Credit Union members (74%) are 3 times as likely as customers of Bank of America (25%) to experience a trustworthy relationship with their institution, according to a Harris Poll released in November 2011. Data from the survey indicates that 33% of JP Morgan Chase customers rate their bank as either excellent or very good at ensuring a trustworthy relationship with them, while 37% of Wells Fargo / Wachovia customers feel the same way. And while 12% of Bank of America customers feel that the bank does a poor job of ensuring a trustworthy relationship with them, not a single Credit Union member feels likewise. Overall, 45% of customers who use a bank rather than a Credit Union are satisfied with their institution’s trustworthiness.
Credit Union Members Feel the Love
The pattern holds when examining how customers rate “Big Banks” – defined as Bank of America, JP Morgan Chase, and Wells Fargo / Wachovia – at valuing them as customers: Credit Union members (72%) are again three times as likely as Bank of America customers (24%) to feel valued. In fact, just 5% of Bank of America customers rate the institution as excellent in that regard, compared to 33% of Credit Union members. And while JP Morgan Chase (12%) and Well Fargo / Wachovia (11%) fare slightly better than Bank of America at being rated as excellent, they remain significantly behind Credit Unions and banks as a whole (20%).

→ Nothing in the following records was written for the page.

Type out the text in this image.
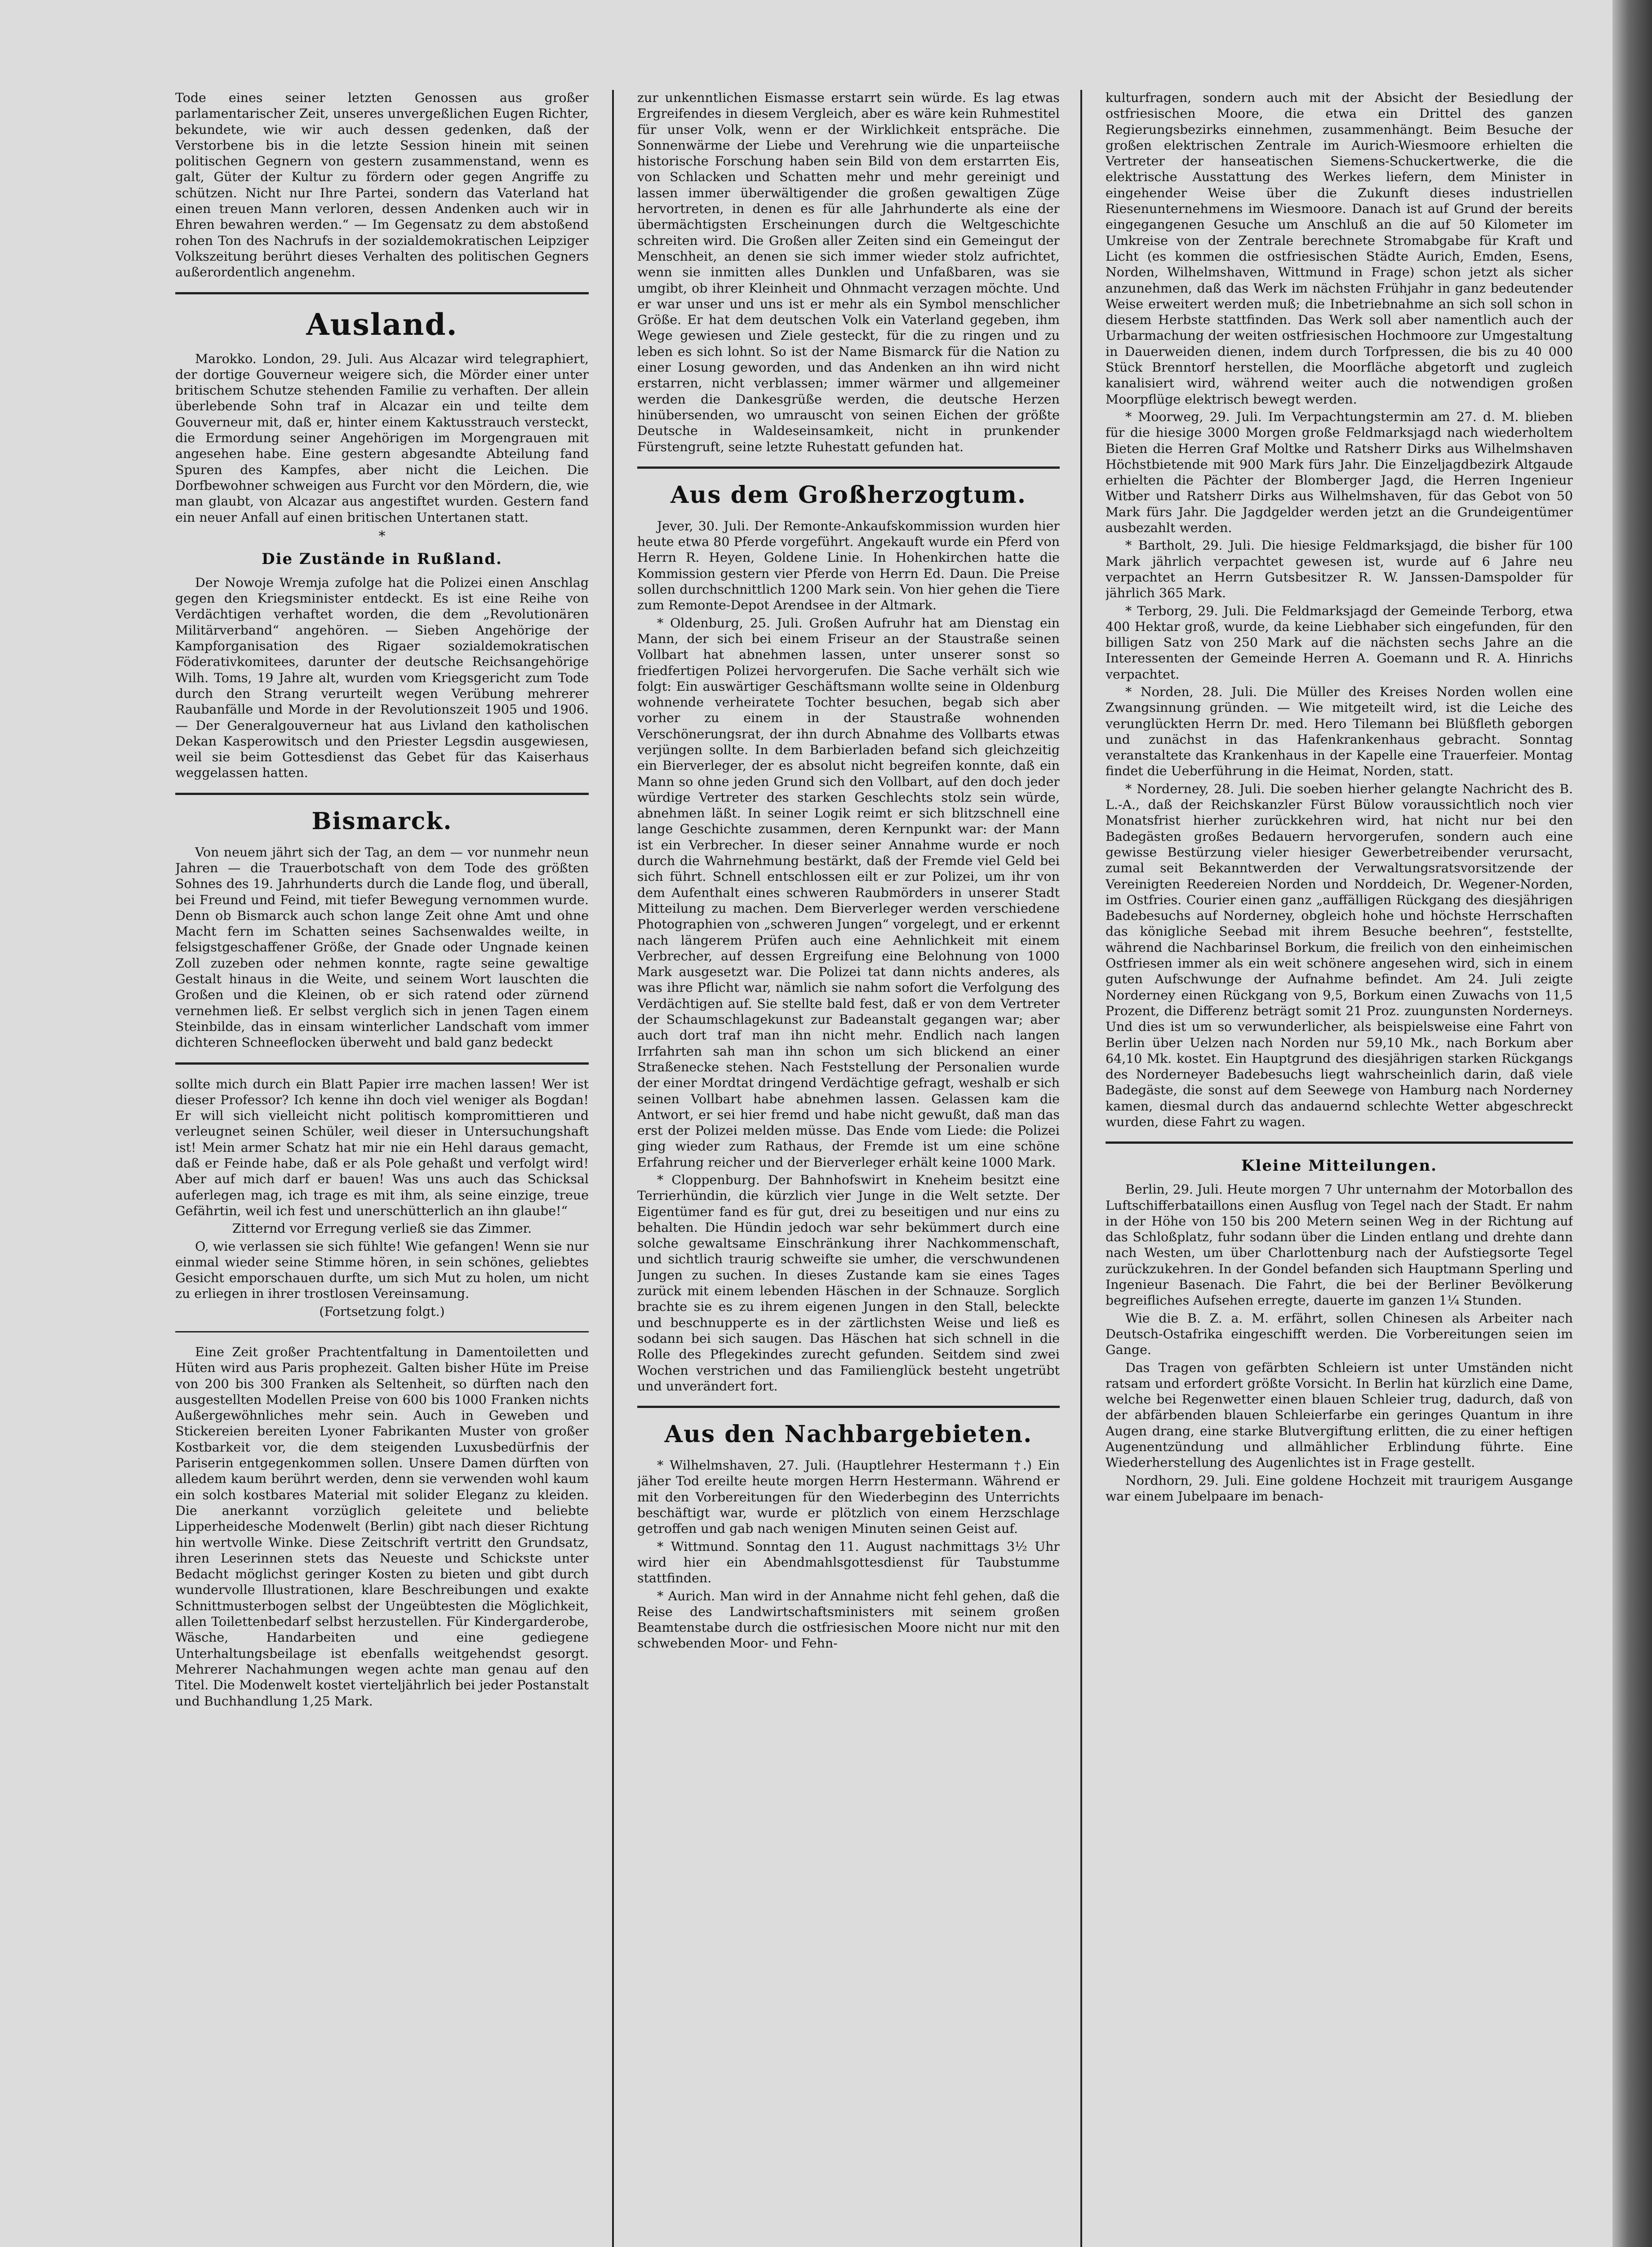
Tode eines seiner letzten Genossen aus großer parlamentarischer Zeit, unseres unvergeßlichen Eugen Richter, bekundete, wie wir auch dessen gedenken, daß der Verstorbene bis in die letzte Session hinein mit seinen politischen Gegnern von gestern zusammenstand, wenn es galt, Güter der Kultur zu fördern oder gegen Angriffe zu schützen. Nicht nur Ihre Partei, sondern das Vaterland hat einen treuen Mann verloren, dessen Andenken auch wir in Ehren bewahren werden.“ — Im Gegensatz zu dem abstoßend rohen Ton des Nachrufs in der sozialdemokratischen Leipziger Volkszeitung berührt dieses Verhalten des politischen Gegners außerordentlich angenehm.

Ausland.

Marokko. London, 29. Juli. Aus Alcazar wird telegraphiert, der dortige Gouverneur weigere sich, die Mörder einer unter britischem Schutze stehenden Familie zu verhaften. Der allein überlebende Sohn traf in Alcazar ein und teilte dem Gouverneur mit, daß er, hinter einem Kaktusstrauch versteckt, die Ermordung seiner Angehörigen im Morgengrauen mit angesehen habe. Eine gestern abgesandte Abteilung fand Spuren des Kampfes, aber nicht die Leichen. Die Dorfbewohner schweigen aus Furcht vor den Mördern, die, wie man glaubt, von Alcazar aus angestiftet wurden. Gestern fand ein neuer Anfall auf einen britischen Untertanen statt.

*
Die Zustände in Rußland.

Der Nowoje Wremja zufolge hat die Polizei einen Anschlag gegen den Kriegsminister entdeckt. Es ist eine Reihe von Verdächtigen verhaftet worden, die dem „Revolutionären Militärverband“ angehören. — Sieben Angehörige der Kampforganisation des Rigaer sozialdemokratischen Föderativkomitees, darunter der deutsche Reichsangehörige Wilh. Toms, 19 Jahre alt, wurden vom Kriegsgericht zum Tode durch den Strang verurteilt wegen Verübung mehrerer Raubanfälle und Morde in der Revolutionszeit 1905 und 1906. — Der Generalgouverneur hat aus Livland den katholischen Dekan Kasperowitsch und den Priester Legsdin ausgewiesen, weil sie beim Gottesdienst das Gebet für das Kaiserhaus weggelassen hatten.

Bismarck.

Von neuem jährt sich der Tag, an dem — vor nunmehr neun Jahren — die Trauerbotschaft von dem Tode des größten Sohnes des 19. Jahrhunderts durch die Lande flog, und überall, bei Freund und Feind, mit tiefer Bewegung vernommen wurde. Denn ob Bismarck auch schon lange Zeit ohne Amt und ohne Macht fern im Schatten seines Sachsenwaldes weilte, in felsigstgeschaffener Größe, der Gnade oder Ungnade keinen Zoll zuzeben oder nehmen konnte, ragte seine gewaltige Gestalt hinaus in die Weite, und seinem Wort lauschten die Großen und die Kleinen, ob er sich ratend oder zürnend vernehmen ließ. Er selbst verglich sich in jenen Tagen einem Steinbilde, das in einsam winterlicher Landschaft vom immer dichteren Schneeflocken überweht und bald ganz bedeckt

sollte mich durch ein Blatt Papier irre machen lassen! Wer ist dieser Professor? Ich kenne ihn doch viel weniger als Bogdan! Er will sich vielleicht nicht politisch kompromittieren und verleugnet seinen Schüler, weil dieser in Untersuchungshaft ist! Mein armer Schatz hat mir nie ein Hehl daraus gemacht, daß er Feinde habe, daß er als Pole gehaßt und verfolgt wird! Aber auf mich darf er bauen! Was uns auch das Schicksal auferlegen mag, ich trage es mit ihm, als seine einzige, treue Gefährtin, weil ich fest und unerschütterlich an ihn glaube!“

Zitternd vor Erregung verließ sie das Zimmer.

O, wie verlassen sie sich fühlte! Wie gefangen! Wenn sie nur einmal wieder seine Stimme hören, in sein schönes, geliebtes Gesicht emporschauen durfte, um sich Mut zu holen, um nicht zu erliegen in ihrer trostlosen Vereinsamung.

(Fortsetzung folgt.)

Eine Zeit großer Prachtentfaltung in Damentoiletten und Hüten wird aus Paris prophezeit. Galten bisher Hüte im Preise von 200 bis 300 Franken als Seltenheit, so dürften nach den ausgestellten Modellen Preise von 600 bis 1000 Franken nichts Außergewöhnliches mehr sein. Auch in Geweben und Stickereien bereiten Lyoner Fabrikanten Muster von großer Kostbarkeit vor, die dem steigenden Luxusbedürfnis der Pariserin entgegenkommen sollen. Unsere Damen dürften von alledem kaum berührt werden, denn sie verwenden wohl kaum ein solch kostbares Material mit solider Eleganz zu kleiden. Die anerkannt vorzüglich geleitete und beliebte Lipperheidesche Modenwelt (Berlin) gibt nach dieser Richtung hin wertvolle Winke. Diese Zeitschrift vertritt den Grundsatz, ihren Leserinnen stets das Neueste und Schickste unter Bedacht möglichst geringer Kosten zu bieten und gibt durch wundervolle Illustrationen, klare Beschreibungen und exakte Schnittmusterbogen selbst der Ungeübtesten die Möglichkeit, allen Toilettenbedarf selbst herzustellen. Für Kindergarderobe, Wäsche, Handarbeiten und eine gediegene Unterhaltungsbeilage ist ebenfalls weitgehendst gesorgt. Mehrerer Nachahmungen wegen achte man genau auf den Titel. Die Modenwelt kostet vierteljährlich bei jeder Postanstalt und Buchhandlung 1,25 Mark.

zur unkenntlichen Eismasse erstarrt sein würde. Es lag etwas Ergreifendes in diesem Vergleich, aber es wäre kein Ruhmestitel für unser Volk, wenn er der Wirklichkeit entspräche. Die Sonnenwärme der Liebe und Verehrung wie die unparteiische historische Forschung haben sein Bild von dem erstarrten Eis, von Schlacken und Schatten mehr und mehr gereinigt und lassen immer überwältigender die großen gewaltigen Züge hervortreten, in denen es für alle Jahrhunderte als eine der übermächtigsten Erscheinungen durch die Weltgeschichte schreiten wird. Die Großen aller Zeiten sind ein Gemeingut der Menschheit, an denen sie sich immer wieder stolz aufrichtet, wenn sie inmitten alles Dunklen und Unfaßbaren, was sie umgibt, ob ihrer Kleinheit und Ohnmacht verzagen möchte. Und er war unser und uns ist er mehr als ein Symbol menschlicher Größe. Er hat dem deutschen Volk ein Vaterland gegeben, ihm Wege gewiesen und Ziele gesteckt, für die zu ringen und zu leben es sich lohnt. So ist der Name Bismarck für die Nation zu einer Losung geworden, und das Andenken an ihn wird nicht erstarren, nicht verblassen; immer wärmer und allgemeiner werden die Dankesgrüße werden, die deutsche Herzen hinübersenden, wo umrauscht von seinen Eichen der größte Deutsche in Waldeseinsamkeit, nicht in prunkender Fürstengruft, seine letzte Ruhestatt gefunden hat.

Aus dem Großherzogtum.

Jever, 30. Juli. Der Remonte-Ankaufskommission wurden hier heute etwa 80 Pferde vorgeführt. Angekauft wurde ein Pferd von Herrn R. Heyen, Goldene Linie. In Hohenkirchen hatte die Kommission gestern vier Pferde von Herrn Ed. Daun. Die Preise sollen durchschnittlich 1200 Mark sein. Von hier gehen die Tiere zum Remonte-Depot Arendsee in der Altmark.

* Oldenburg, 25. Juli. Großen Aufruhr hat am Dienstag ein Mann, der sich bei einem Friseur an der Staustraße seinen Vollbart hat abnehmen lassen, unter unserer sonst so friedfertigen Polizei hervorgerufen. Die Sache verhält sich wie folgt: Ein auswärtiger Geschäftsmann wollte seine in Oldenburg wohnende verheiratete Tochter besuchen, begab sich aber vorher zu einem in der Staustraße wohnenden Verschönerungsrat, der ihn durch Abnahme des Vollbarts etwas verjüngen sollte. In dem Barbierladen befand sich gleichzeitig ein Bierverleger, der es absolut nicht begreifen konnte, daß ein Mann so ohne jeden Grund sich den Vollbart, auf den doch jeder würdige Vertreter des starken Geschlechts stolz sein würde, abnehmen läßt. In seiner Logik reimt er sich blitzschnell eine lange Geschichte zusammen, deren Kernpunkt war: der Mann ist ein Verbrecher. In dieser seiner Annahme wurde er noch durch die Wahrnehmung bestärkt, daß der Fremde viel Geld bei sich führt. Schnell entschlossen eilt er zur Polizei, um ihr von dem Aufenthalt eines schweren Raubmörders in unserer Stadt Mitteilung zu machen. Dem Bierverleger werden verschiedene Photographien von „schweren Jungen“ vorgelegt, und er erkennt nach längerem Prüfen auch eine Aehnlichkeit mit einem Verbrecher, auf dessen Ergreifung eine Belohnung von 1000 Mark ausgesetzt war. Die Polizei tat dann nichts anderes, als was ihre Pflicht war, nämlich sie nahm sofort die Verfolgung des Verdächtigen auf. Sie stellte bald fest, daß er von dem Vertreter der Schaumschlagekunst zur Badeanstalt gegangen war; aber auch dort traf man ihn nicht mehr. Endlich nach langen Irrfahrten sah man ihn schon um sich blickend an einer Straßenecke stehen. Nach Feststellung der Personalien wurde der einer Mordtat dringend Verdächtige gefragt, weshalb er sich seinen Vollbart habe abnehmen lassen. Gelassen kam die Antwort, er sei hier fremd und habe nicht gewußt, daß man das erst der Polizei melden müsse. Das Ende vom Liede: die Polizei ging wieder zum Rathaus, der Fremde ist um eine schöne Erfahrung reicher und der Bierverleger erhält keine 1000 Mark.

* Cloppenburg. Der Bahnhofswirt in Kneheim besitzt eine Terrierhündin, die kürzlich vier Junge in die Welt setzte. Der Eigentümer fand es für gut, drei zu beseitigen und nur eins zu behalten. Die Hündin jedoch war sehr bekümmert durch eine solche gewaltsame Einschränkung ihrer Nachkommenschaft, und sichtlich traurig schweifte sie umher, die verschwundenen Jungen zu suchen. In dieses Zustande kam sie eines Tages zurück mit einem lebenden Häschen in der Schnauze. Sorglich brachte sie es zu ihrem eigenen Jungen in den Stall, beleckte und beschnupperte es in der zärtlichsten Weise und ließ es sodann bei sich saugen. Das Häschen hat sich schnell in die Rolle des Pflegekindes zurecht gefunden. Seitdem sind zwei Wochen verstrichen und das Familienglück besteht ungetrübt und unverändert fort.

Aus den Nachbargebieten.

* Wilhelmshaven, 27. Juli. (Hauptlehrer Hestermann †.) Ein jäher Tod ereilte heute morgen Herrn Hestermann. Während er mit den Vorbereitungen für den Wiederbeginn des Unterrichts beschäftigt war, wurde er plötzlich von einem Herzschlage getroffen und gab nach wenigen Minuten seinen Geist auf.

* Wittmund. Sonntag den 11. August nachmittags 3½ Uhr wird hier ein Abendmahlsgottesdienst für Taubstumme stattfinden.

* Aurich. Man wird in der Annahme nicht fehl gehen, daß die Reise des Landwirtschaftsministers mit seinem großen Beamtenstabe durch die ostfriesischen Moore nicht nur mit den schwebenden Moor- und Fehn-

kulturfragen, sondern auch mit der Absicht der Besiedlung der ostfriesischen Moore, die etwa ein Drittel des ganzen Regierungsbezirks einnehmen, zusammenhängt. Beim Besuche der großen elektrischen Zentrale im Aurich-Wiesmoore erhielten die Vertreter der hanseatischen Siemens-Schuckertwerke, die die elektrische Ausstattung des Werkes liefern, dem Minister in eingehender Weise über die Zukunft dieses industriellen Riesenunternehmens im Wiesmoore. Danach ist auf Grund der bereits eingegangenen Gesuche um Anschluß an die auf 50 Kilometer im Umkreise von der Zentrale berechnete Stromabgabe für Kraft und Licht (es kommen die ostfriesischen Städte Aurich, Emden, Esens, Norden, Wilhelmshaven, Wittmund in Frage) schon jetzt als sicher anzunehmen, daß das Werk im nächsten Frühjahr in ganz bedeutender Weise erweitert werden muß; die Inbetriebnahme an sich soll schon in diesem Herbste stattfinden. Das Werk soll aber namentlich auch der Urbarmachung der weiten ostfriesischen Hochmoore zur Umgestaltung in Dauerweiden dienen, indem durch Torfpressen, die bis zu 40 000 Stück Brenntorf herstellen, die Moorfläche abgetorft und zugleich kanalisiert wird, während weiter auch die notwendigen großen Moorpflüge elektrisch bewegt werden.

* Moorweg, 29. Juli. Im Verpachtungstermin am 27. d. M. blieben für die hiesige 3000 Morgen große Feldmarksjagd nach wiederholtem Bieten die Herren Graf Moltke und Ratsherr Dirks aus Wilhelmshaven Höchstbietende mit 900 Mark fürs Jahr. Die Einzeljagdbezirk Altgaude erhielten die Pächter der Blomberger Jagd, die Herren Ingenieur Witber und Ratsherr Dirks aus Wilhelmshaven, für das Gebot von 50 Mark fürs Jahr. Die Jagdgelder werden jetzt an die Grundeigentümer ausbezahlt werden.

* Bartholt, 29. Juli. Die hiesige Feldmarksjagd, die bisher für 100 Mark jährlich verpachtet gewesen ist, wurde auf 6 Jahre neu verpachtet an Herrn Gutsbesitzer R. W. Janssen-Damspolder für jährlich 365 Mark.

* Terborg, 29. Juli. Die Feldmarksjagd der Gemeinde Terborg, etwa 400 Hektar groß, wurde, da keine Liebhaber sich eingefunden, für den billigen Satz von 250 Mark auf die nächsten sechs Jahre an die Interessenten der Gemeinde Herren A. Goemann und R. A. Hinrichs verpachtet.

* Norden, 28. Juli. Die Müller des Kreises Norden wollen eine Zwangsinnung gründen. — Wie mitgeteilt wird, ist die Leiche des verunglückten Herrn Dr. med. Hero Tilemann bei Blüßfleth geborgen und zunächst in das Hafenkrankenhaus gebracht. Sonntag veranstaltete das Krankenhaus in der Kapelle eine Trauerfeier. Montag findet die Ueberführung in die Heimat, Norden, statt.

* Norderney, 28. Juli. Die soeben hierher gelangte Nachricht des B. L.-A., daß der Reichskanzler Fürst Bülow voraussichtlich noch vier Monatsfrist hierher zurückkehren wird, hat nicht nur bei den Badegästen großes Bedauern hervorgerufen, sondern auch eine gewisse Bestürzung vieler hiesiger Gewerbetreibender verursacht, zumal seit Bekanntwerden der Verwaltungsratsvorsitzende der Vereinigten Reedereien Norden und Norddeich, Dr. Wegener-Norden, im Ostfries. Courier einen ganz „auffälligen Rückgang des diesjährigen Badebesuchs auf Norderney, obgleich hohe und höchste Herrschaften das königliche Seebad mit ihrem Besuche beehren“, feststellte, während die Nachbarinsel Borkum, die freilich von den einheimischen Ostfriesen immer als ein weit schönere angesehen wird, sich in einem guten Aufschwunge der Aufnahme befindet. Am 24. Juli zeigte Norderney einen Rückgang von 9,5, Borkum einen Zuwachs von 11,5 Prozent, die Differenz beträgt somit 21 Proz. zuungunsten Norderneys. Und dies ist um so verwunderlicher, als beispielsweise eine Fahrt von Berlin über Uelzen nach Norden nur 59,10 Mk., nach Borkum aber 64,10 Mk. kostet. Ein Hauptgrund des diesjährigen starken Rückgangs des Norderneyer Badebesuchs liegt wahrscheinlich darin, daß viele Badegäste, die sonst auf dem Seewege von Hamburg nach Norderney kamen, diesmal durch das andauernd schlechte Wetter abgeschreckt wurden, diese Fahrt zu wagen.

Kleine Mitteilungen.

Berlin, 29. Juli. Heute morgen 7 Uhr unternahm der Motorballon des Luftschifferbataillons einen Ausflug von Tegel nach der Stadt. Er nahm in der Höhe von 150 bis 200 Metern seinen Weg in der Richtung auf das Schloßplatz, fuhr sodann über die Linden entlang und drehte dann nach Westen, um über Charlottenburg nach der Aufstiegsorte Tegel zurückzukehren. In der Gondel befanden sich Hauptmann Sperling und Ingenieur Basenach. Die Fahrt, die bei der Berliner Bevölkerung begreifliches Aufsehen erregte, dauerte im ganzen 1¼ Stunden.

Wie die B. Z. a. M. erfährt, sollen Chinesen als Arbeiter nach Deutsch-Ostafrika eingeschifft werden. Die Vorbereitungen seien im Gange.

Das Tragen von gefärbten Schleiern ist unter Umständen nicht ratsam und erfordert größte Vorsicht. In Berlin hat kürzlich eine Dame, welche bei Regenwetter einen blauen Schleier trug, dadurch, daß von der abfärbenden blauen Schleierfarbe ein geringes Quantum in ihre Augen drang, eine starke Blutvergiftung erlitten, die zu einer heftigen Augenentzündung und allmählicher Erblindung führte. Eine Wiederherstellung des Augenlichtes ist in Frage gestellt.

Nordhorn, 29. Juli. Eine goldene Hochzeit mit traurigem Ausgange war einem Jubelpaare im benach-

Bank Customers Can’t Get No Satisfaction
Just 44% of bank customers overall feel very or extremely satisfied with their bank, compared to 73% of Credit Union members. Bank of America again rates lowest, with more customers not at all satisfied (10%) than extremely satisfied (6%).
Credit Union Members Most Loyal
Big Bank customers’ lack of satisfaction is clearly having an effect on their loyalties: while 87% of Credit Union members are extremely (61%) or very likely (26%) to continue using them, only 40% of Bank of America customers, 46% of JP Morgan Chase’s customers, and 54% of Wells Fargo / Wachovia’s customers feel the same way. Overall, 58% of customers who use a bank rather than a Credit Union feel that they are extremely (34%) or very likely (24%) to continue using their bank.
JD Power: Retail Banking Sentiment Reverses Slide
Consumer sentiment toward retail banks appeared to have reversed its historical downward slide in the early part of 2011, increasing for the first time since 2007, according to a J.D. Power and Associates retail banking satisfaction study released in May 2011. The study found that retail banking customer satisfaction improved by four index points from 2010 to an average of 752 (on a 1,000 point scale) in 2011.
About the Data:The Harris Poll surveyed 2,463 adults online between October 10 and 17, 2011.